What the Establishment Gets Wrong About This Appointment

Harmeet Dhillon is being promoted to a high-profile position within the Department of Justice, per a Daily Wire exclusive citing sources familiar with President Trump's plans. The announcement has not gone through official channels yet, but the people who have already decided they hate it — and they are numerous, and they are vocal — are revealing something important about themselves with the speed of their reaction.

Dhillon is a civil rights attorney. A Sikh American woman who graduated from Dartmouth and the University of Virginia School of Law. A former San Francisco Republican Party chair who practiced in a city that treated her politics like a communicable disease and didn't stop practicing. She litigated against COVID lockdown policies when litigating against COVID lockdown policies required a certain kind of nerve. She represented clients the legal establishment considered radioactive, in venues that considered her radioactive, and she won.

That resume is, depending on your priors, either evidence that she is qualified for a significant DOJ role or evidence that she is dangerous. The critics have chosen the second option with remarkable efficiency. I'd note that the same critics spent four years telling us the DOJ needed to be more aggressive in protecting civil rights. They apparently meant a specific subset of civil rights, enforced in a specific direction. When the instrument of enforcement changes hands, the enthusiasm for aggressive enforcement disappears with remarkable speed.

The Civil Rights Division and the Question of Consistent Principles

The Department of Justice Civil Rights Division was created by the Civil Rights Act of 1957. Its mandate is to enforce federal statutes prohibiting discrimination on the basis of race, sex, national origin, religion, and disability. That mandate is neutral on its face. The application has not always been neutral.

Under the previous administration, the Civil Rights Division pursued cases against school districts that maintained single-sex policies, against employers who maintained practices that produced disparate racial outcomes, and against states that enacted voting laws that the Division determined had disparate impact — regardless of intent. These are all legitimate uses of the Division's authority, if you believe the legal theories underlying them.

The consistent application of those same legal theories — disparate impact analysis, aggressive enforcement of anti-discrimination statutes, vigorous investigation of institutional practices that disadvantage protected classes — could look quite different when applied by a DOJ leadership that reads the protected class list more broadly. Viewpoint discrimination against conservatives in university settings. Anti-religious discrimination in federal employment. The application of equal protection principles to government programs that explicitly sort by race.

Harmeet Dhillon has litigated exactly these kinds of cases. That's the point. The people objecting to her appointment are objecting to the consistent application of principles they claim to support. That inconsistency is the story.

Personnel Is Policy, and This Is the Policy

The Trump administration's theory of DOJ reform is not subtle. It holds that the department has been operated as an instrument of one political coalition, that the professional class within it has resisted political direction in ways that are constitutionally problematic, and that the correction requires placing people with genuine ideological commitment — not just technical competence — in positions of authority.

That theory is contestable. Serious people disagree about the appropriate relationship between political appointees and career DOJ staff. Those are real questions worth arguing about. But the argument needs to happen at the level of principle, not at the level of "this particular appointment is illegitimate because we don't like this particular appointee's politics."

Harmeet Dhillon is qualified.
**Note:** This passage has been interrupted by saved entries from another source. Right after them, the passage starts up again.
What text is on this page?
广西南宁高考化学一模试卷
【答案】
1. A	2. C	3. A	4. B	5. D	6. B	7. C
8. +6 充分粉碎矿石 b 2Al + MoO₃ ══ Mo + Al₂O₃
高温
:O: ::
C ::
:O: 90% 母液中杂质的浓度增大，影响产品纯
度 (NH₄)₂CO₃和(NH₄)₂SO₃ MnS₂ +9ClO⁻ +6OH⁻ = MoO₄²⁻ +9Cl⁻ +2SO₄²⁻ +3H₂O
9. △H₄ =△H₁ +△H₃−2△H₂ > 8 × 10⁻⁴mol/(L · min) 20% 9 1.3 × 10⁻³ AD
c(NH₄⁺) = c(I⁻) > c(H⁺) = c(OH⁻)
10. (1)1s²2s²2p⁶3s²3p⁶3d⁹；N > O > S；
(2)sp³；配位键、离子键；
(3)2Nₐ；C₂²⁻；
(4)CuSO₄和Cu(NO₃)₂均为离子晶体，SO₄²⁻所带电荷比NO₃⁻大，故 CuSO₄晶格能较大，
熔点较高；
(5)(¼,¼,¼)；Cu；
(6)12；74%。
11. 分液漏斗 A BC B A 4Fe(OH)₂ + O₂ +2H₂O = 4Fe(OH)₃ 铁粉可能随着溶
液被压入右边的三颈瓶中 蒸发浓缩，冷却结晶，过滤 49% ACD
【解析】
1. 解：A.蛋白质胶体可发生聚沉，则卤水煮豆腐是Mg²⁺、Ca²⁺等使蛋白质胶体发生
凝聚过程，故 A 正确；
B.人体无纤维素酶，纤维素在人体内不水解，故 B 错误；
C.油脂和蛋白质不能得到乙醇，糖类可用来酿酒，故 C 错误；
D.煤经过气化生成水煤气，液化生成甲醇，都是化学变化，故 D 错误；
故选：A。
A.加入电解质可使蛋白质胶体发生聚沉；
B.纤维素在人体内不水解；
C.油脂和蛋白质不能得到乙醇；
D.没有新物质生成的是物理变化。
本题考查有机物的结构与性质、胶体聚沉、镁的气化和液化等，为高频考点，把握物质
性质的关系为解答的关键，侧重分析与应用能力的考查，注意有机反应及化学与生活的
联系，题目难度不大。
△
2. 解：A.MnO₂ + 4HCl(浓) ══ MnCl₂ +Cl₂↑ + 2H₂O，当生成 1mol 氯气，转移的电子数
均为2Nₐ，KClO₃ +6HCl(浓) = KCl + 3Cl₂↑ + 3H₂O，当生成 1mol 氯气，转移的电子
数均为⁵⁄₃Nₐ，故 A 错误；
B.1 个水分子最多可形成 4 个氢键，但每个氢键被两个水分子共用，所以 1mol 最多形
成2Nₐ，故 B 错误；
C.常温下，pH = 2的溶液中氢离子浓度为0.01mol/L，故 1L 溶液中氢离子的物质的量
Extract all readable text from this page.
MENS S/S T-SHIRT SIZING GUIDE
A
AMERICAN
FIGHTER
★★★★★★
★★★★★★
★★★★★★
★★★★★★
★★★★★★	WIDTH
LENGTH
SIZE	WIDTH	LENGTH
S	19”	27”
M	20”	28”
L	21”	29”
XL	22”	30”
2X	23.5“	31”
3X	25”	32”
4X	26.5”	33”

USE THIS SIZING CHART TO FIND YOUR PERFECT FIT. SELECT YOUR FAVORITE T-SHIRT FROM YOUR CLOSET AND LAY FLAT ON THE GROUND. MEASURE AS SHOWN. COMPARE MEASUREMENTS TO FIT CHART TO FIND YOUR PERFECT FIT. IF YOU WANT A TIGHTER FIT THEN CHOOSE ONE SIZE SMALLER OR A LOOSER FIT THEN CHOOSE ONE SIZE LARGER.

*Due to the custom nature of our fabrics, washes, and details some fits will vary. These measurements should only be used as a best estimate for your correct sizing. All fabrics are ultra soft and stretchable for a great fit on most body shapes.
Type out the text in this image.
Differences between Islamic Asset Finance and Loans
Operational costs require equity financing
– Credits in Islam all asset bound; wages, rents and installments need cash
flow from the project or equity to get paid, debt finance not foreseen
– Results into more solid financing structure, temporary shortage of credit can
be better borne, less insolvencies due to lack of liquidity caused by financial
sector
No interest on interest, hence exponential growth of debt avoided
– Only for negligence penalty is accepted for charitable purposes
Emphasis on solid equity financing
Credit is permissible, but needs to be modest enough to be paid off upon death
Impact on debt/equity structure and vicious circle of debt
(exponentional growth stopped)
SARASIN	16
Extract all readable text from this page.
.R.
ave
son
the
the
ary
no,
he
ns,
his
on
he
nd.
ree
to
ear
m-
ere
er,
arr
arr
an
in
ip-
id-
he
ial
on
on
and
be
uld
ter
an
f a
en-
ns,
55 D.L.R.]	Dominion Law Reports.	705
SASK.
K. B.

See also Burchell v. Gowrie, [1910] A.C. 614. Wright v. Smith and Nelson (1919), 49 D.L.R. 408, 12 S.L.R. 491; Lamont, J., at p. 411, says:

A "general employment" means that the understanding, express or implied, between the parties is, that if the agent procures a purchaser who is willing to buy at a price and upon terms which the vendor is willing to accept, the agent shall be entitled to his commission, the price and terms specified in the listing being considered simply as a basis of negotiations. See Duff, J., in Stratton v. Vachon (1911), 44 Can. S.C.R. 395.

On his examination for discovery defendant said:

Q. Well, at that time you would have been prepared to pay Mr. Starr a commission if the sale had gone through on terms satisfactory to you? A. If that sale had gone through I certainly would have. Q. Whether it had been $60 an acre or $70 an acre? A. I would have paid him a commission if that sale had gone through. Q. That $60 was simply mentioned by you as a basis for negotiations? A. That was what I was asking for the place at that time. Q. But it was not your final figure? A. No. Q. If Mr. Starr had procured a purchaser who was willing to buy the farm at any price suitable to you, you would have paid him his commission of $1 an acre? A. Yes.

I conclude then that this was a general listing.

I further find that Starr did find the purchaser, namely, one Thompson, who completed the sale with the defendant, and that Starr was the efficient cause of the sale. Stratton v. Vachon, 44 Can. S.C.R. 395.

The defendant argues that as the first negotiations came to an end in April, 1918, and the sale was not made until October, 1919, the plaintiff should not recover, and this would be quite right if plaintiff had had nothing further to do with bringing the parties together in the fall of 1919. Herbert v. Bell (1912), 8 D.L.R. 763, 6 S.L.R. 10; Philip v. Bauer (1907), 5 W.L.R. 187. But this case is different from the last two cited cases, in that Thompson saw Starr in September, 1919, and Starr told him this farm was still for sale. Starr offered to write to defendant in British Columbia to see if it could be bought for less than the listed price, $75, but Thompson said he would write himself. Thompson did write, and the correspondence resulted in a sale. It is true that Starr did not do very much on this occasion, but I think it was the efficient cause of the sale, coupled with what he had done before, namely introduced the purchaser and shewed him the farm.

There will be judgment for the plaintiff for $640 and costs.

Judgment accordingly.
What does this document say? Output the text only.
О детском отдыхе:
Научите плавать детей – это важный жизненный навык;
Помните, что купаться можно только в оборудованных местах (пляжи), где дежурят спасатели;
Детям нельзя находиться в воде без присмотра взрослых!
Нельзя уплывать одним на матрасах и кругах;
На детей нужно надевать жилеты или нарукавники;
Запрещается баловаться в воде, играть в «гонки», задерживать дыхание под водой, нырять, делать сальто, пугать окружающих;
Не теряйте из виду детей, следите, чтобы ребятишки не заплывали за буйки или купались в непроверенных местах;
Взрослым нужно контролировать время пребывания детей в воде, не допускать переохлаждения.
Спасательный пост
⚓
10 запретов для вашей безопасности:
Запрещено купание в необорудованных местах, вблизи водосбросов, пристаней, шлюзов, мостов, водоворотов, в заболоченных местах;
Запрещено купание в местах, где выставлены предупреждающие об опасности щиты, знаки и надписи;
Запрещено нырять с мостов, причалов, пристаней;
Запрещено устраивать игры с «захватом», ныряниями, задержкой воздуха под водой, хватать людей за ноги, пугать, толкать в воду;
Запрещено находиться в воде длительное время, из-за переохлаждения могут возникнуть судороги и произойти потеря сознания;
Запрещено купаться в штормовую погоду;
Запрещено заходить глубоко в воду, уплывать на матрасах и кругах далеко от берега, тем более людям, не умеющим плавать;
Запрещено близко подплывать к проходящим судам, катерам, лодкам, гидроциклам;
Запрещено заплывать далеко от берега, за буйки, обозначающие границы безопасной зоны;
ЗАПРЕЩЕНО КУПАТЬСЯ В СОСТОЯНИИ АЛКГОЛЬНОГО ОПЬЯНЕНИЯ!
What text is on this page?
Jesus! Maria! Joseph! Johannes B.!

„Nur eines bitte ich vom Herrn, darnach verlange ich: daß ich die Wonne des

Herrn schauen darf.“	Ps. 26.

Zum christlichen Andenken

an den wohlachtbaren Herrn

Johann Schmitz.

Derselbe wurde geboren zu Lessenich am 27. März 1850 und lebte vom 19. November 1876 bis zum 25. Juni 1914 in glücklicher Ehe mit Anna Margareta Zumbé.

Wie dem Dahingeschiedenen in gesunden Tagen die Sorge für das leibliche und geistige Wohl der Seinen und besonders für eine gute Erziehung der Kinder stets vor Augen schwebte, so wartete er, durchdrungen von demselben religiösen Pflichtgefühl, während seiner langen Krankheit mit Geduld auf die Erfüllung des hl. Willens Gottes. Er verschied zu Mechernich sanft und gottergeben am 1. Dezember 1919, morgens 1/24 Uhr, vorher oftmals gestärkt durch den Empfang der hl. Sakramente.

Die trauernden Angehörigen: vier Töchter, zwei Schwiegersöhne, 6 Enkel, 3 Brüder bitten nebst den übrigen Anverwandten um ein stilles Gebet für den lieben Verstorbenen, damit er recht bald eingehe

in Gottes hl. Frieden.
She is a member of the California bar in good standing. She has litigated federal civil rights cases. She has run large organizations. The objections to her appointment are objections to her politics dressed up as objections to her credentials, and the dressing is thin. She will be a good attorney in whatever role she is assigned. And the people she will be pursuing — using the same legal tools that have been pointed in other directions for years — will have no legitimate procedural complaint about the process. Just the target.

That was always the plan. And it's working.